LA TAVERNE DE L'IRLANDAIS

DONOVAN'S REEF

Un film d'aventures de John Ford

106  mn

Avec John Wayne, Lee Marvin, Elisabeth Allen, Jack Warden, Cesar Romero, Dorothy Lamour, Mike Mazurki, Marcel Dalio, Edgar Buchanan, Patrick Wayne, Aissa Wayne
Scénario de Frank S. Nugent, James Edward Grant
Photo de William H. Clothier
Produit par John Ford

RESUME
Une jeune femme débarque dans une île française du Pacifique pour vérifier les moeurs d'un père qu'elle n'a jamais connu et qui s'est établi là comme médecin après la guerre.
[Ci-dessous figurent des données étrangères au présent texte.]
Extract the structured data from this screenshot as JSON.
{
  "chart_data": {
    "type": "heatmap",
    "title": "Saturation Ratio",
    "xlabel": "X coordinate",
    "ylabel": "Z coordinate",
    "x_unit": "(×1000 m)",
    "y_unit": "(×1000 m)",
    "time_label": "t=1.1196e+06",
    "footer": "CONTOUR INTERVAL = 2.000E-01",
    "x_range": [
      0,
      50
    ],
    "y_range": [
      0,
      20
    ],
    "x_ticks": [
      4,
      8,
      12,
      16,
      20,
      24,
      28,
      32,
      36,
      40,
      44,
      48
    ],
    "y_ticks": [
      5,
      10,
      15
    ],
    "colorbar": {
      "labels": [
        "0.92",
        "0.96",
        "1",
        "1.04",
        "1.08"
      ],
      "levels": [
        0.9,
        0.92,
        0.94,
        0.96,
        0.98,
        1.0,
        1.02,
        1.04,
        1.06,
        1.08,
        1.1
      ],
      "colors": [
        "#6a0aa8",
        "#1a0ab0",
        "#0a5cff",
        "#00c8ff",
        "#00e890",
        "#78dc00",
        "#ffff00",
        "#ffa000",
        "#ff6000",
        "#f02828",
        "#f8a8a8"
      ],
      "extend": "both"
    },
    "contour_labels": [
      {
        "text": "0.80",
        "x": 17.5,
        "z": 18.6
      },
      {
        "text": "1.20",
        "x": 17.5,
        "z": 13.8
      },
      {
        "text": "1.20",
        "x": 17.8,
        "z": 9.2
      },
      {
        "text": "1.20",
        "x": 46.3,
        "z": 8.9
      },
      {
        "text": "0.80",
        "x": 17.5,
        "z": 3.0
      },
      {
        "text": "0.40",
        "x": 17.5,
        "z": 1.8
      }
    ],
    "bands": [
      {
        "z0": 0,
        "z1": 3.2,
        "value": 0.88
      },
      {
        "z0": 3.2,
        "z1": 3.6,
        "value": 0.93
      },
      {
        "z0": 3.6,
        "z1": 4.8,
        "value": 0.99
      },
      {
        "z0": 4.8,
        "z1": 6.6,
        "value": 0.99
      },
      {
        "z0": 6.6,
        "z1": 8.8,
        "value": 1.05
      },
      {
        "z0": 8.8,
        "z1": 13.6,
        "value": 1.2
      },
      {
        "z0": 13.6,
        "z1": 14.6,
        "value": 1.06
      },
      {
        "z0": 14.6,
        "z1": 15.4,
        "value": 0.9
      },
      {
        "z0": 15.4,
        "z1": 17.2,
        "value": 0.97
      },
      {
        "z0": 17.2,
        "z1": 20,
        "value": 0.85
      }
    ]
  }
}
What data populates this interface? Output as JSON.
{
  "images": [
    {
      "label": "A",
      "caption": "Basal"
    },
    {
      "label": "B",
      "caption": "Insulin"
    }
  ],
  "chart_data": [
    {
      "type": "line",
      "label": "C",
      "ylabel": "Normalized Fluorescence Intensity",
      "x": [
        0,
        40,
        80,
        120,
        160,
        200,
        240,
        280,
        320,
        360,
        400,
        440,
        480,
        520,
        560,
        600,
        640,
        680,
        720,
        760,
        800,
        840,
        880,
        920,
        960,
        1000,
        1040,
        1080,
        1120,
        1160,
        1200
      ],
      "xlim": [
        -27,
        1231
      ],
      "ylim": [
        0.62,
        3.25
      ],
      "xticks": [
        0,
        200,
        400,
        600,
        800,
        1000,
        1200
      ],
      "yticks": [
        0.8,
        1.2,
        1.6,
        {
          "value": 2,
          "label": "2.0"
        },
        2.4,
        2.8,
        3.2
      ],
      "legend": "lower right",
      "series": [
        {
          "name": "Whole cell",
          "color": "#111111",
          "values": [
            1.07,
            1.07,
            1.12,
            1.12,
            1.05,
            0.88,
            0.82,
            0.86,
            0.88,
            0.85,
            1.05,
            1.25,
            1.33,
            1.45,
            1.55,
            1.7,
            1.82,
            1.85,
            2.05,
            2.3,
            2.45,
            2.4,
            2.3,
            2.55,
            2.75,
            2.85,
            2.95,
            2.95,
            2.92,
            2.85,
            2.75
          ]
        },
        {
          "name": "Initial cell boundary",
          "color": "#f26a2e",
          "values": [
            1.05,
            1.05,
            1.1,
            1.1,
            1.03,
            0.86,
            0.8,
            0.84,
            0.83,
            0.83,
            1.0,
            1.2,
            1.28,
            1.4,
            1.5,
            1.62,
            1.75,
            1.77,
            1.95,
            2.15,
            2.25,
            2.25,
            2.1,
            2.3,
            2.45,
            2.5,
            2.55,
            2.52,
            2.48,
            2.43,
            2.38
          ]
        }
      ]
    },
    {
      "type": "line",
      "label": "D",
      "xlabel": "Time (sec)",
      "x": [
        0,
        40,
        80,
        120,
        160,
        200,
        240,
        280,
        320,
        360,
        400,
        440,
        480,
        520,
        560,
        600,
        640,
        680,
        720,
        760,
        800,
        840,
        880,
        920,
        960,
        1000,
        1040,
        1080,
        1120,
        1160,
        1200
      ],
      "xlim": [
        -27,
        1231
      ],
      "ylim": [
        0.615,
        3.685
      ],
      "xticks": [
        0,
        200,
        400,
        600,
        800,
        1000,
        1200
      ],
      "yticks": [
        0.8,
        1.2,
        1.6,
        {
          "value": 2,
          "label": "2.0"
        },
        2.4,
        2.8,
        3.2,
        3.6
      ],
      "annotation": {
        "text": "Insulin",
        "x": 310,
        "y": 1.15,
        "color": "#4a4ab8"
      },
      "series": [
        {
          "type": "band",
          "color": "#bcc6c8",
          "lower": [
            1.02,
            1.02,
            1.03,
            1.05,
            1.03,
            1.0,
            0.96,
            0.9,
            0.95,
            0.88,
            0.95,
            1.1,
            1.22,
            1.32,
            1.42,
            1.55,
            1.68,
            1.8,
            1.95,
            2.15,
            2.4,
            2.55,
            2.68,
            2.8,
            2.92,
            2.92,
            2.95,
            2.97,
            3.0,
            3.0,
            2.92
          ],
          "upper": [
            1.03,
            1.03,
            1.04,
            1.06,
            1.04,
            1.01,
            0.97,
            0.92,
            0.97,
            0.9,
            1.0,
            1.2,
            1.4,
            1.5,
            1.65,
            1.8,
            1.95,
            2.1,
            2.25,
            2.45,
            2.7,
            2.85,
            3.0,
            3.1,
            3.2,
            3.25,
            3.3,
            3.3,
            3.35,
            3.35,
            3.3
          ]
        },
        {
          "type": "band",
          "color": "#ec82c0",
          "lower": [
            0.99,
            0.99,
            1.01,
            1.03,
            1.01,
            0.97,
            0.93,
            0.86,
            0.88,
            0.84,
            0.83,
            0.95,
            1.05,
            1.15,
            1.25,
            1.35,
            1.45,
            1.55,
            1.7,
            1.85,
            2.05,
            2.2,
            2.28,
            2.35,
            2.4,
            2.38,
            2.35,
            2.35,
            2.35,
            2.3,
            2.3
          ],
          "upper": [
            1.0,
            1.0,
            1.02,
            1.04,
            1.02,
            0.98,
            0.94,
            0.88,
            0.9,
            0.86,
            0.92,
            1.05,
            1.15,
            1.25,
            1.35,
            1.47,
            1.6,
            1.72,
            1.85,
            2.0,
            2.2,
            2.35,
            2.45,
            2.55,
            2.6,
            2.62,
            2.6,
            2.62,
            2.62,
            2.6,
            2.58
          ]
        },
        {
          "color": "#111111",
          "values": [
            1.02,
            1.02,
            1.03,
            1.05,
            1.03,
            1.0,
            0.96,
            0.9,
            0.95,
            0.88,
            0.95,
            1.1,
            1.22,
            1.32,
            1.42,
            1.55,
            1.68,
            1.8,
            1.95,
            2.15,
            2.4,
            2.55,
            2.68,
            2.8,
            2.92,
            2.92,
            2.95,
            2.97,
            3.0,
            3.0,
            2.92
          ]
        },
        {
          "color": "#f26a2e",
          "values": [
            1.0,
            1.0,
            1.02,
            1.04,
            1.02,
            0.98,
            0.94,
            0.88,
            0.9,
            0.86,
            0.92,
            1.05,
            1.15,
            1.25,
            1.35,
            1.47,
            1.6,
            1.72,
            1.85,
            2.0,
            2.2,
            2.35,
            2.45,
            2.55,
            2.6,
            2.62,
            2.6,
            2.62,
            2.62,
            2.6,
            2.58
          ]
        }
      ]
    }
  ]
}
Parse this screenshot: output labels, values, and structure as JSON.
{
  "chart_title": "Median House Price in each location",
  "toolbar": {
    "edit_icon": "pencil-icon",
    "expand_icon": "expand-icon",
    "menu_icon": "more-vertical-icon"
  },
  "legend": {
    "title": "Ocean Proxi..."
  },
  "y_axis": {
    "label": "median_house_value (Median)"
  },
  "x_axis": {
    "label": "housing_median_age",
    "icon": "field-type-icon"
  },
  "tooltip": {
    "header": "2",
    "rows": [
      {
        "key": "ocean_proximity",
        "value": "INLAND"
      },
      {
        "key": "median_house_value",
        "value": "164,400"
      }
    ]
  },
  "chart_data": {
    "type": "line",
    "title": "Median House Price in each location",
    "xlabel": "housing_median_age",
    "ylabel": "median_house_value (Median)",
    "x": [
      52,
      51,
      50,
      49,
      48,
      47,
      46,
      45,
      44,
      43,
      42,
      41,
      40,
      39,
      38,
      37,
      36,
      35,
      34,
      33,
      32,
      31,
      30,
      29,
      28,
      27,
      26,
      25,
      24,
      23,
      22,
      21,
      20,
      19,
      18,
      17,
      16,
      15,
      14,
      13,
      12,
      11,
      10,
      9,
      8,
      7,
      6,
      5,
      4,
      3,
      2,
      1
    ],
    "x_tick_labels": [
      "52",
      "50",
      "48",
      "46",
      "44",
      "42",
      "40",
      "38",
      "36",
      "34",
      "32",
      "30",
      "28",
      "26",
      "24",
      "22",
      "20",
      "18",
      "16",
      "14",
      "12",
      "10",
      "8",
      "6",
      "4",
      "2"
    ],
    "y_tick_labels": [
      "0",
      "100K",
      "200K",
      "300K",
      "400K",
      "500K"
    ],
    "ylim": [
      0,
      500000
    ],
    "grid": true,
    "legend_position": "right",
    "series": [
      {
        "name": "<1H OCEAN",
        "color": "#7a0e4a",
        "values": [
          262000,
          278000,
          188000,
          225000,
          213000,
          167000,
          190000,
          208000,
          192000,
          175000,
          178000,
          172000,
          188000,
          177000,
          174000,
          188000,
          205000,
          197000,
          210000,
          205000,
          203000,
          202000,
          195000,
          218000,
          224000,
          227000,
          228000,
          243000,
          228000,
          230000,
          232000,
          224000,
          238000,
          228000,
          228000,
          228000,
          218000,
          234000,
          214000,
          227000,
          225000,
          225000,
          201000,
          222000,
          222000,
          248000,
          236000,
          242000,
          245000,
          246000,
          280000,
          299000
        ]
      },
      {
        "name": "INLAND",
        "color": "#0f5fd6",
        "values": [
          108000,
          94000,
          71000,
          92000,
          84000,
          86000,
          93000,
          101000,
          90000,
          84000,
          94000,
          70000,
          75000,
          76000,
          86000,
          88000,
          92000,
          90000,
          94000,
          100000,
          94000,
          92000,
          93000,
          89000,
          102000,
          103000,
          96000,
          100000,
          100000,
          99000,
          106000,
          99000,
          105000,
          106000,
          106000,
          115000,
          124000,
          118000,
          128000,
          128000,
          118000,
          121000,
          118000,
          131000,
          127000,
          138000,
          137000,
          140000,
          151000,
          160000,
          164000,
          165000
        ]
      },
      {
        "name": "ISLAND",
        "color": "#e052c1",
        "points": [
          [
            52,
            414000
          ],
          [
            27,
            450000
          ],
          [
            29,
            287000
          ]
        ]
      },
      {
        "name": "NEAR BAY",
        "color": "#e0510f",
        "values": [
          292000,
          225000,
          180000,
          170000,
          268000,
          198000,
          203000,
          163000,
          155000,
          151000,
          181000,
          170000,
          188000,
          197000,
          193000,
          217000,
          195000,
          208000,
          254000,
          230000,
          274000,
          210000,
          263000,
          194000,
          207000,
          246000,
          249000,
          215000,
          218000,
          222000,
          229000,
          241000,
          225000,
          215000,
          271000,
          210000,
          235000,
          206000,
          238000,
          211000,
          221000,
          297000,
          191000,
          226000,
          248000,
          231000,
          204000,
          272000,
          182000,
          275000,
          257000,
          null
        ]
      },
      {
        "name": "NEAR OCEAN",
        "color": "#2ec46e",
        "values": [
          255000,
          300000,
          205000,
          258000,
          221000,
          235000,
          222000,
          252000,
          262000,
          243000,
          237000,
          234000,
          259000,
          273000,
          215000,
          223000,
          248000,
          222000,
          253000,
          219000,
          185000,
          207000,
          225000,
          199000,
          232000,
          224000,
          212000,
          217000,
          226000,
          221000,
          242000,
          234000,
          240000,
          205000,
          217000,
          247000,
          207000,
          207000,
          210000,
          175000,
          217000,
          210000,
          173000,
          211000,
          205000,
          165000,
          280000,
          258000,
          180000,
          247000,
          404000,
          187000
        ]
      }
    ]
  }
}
L'enquête déterminera lequel des deux peut prétendre à l' héritage d'une tante.

COMMENTAIRE
Exception faite des téléfilms et des courtes apparitions, « La taverne de l’Irlandais » se présente comme la treizième et dernière collaboration d’un des plus charismatiques tandem d’acteurs-réalisateurs du cinéma américain. « La chevauchée fantastique », la trilogie sur la cavalerie U.S., « L’homme tranquille », « La prisonnière du désert », ce duo se révèle comme une des plus sûres machines à faire des chef-d’œuvres. Si John Wayne doit sa carrière à John Ford, en contrepartie ce dernier doit à l’acteur de lui avoir apporté la stature qui convenait à son cinéma. Et ce n’est pas sans raison si Wayne est présent dans la plupart des grandes réussites de la dernière période fordienne. Il incarne la face déterminée et pragmatique de Ford en opposition à celle plus tourmentée et lyrique personnifiée par Henry Fonda, l’autre grand acteur fordien. Ceci étant, tous les films du tandem ne sont par des réussites. Avec « L’aigle vole au soleil », « La taverne de l’Irlandais » est sans doute leur plus inintéressant. Ersatz exotique de « L’homme tranquille », ce film en reprend grossièrement toutes les ficelles - jusqu'à tenter de remplacer Victor McLaglen, mort en 1959, par Mike Mazurki au physique comparable, ou de refaire la bagarre épique. Le film reproduit le schéma du chef-d’œuvre irlandais de Ford où dans un milieu viril une femme de caractère s’impose face à des machos. Si les apparences de celui qu’elle aime sont définitivement sauves (il lui inflige une fessée avant de l’embrasser), c’est elle qui au final est la véritable détentrice de l’autorité. On comprend que ces rapports aient enchanté Ford, mais à 68 ans il ne semble plus avoir le talent pour traiter un sujet qui a vite fait de sombrer dans le grotesque. De la même manière, il ne trouve plus le ton juste aux gags et a des difficultés à empêcher Wayne de cabotiner. On retiendra néanmoins les séquences où des Chinois sollicitent avec insistance un bandit manchot que les propriétaires croient être un juke-box. Si ce sont les scènes les plus amusantes du film elles ne sont pas dénuées d’une certaine connotation raciste typiquement fordienne.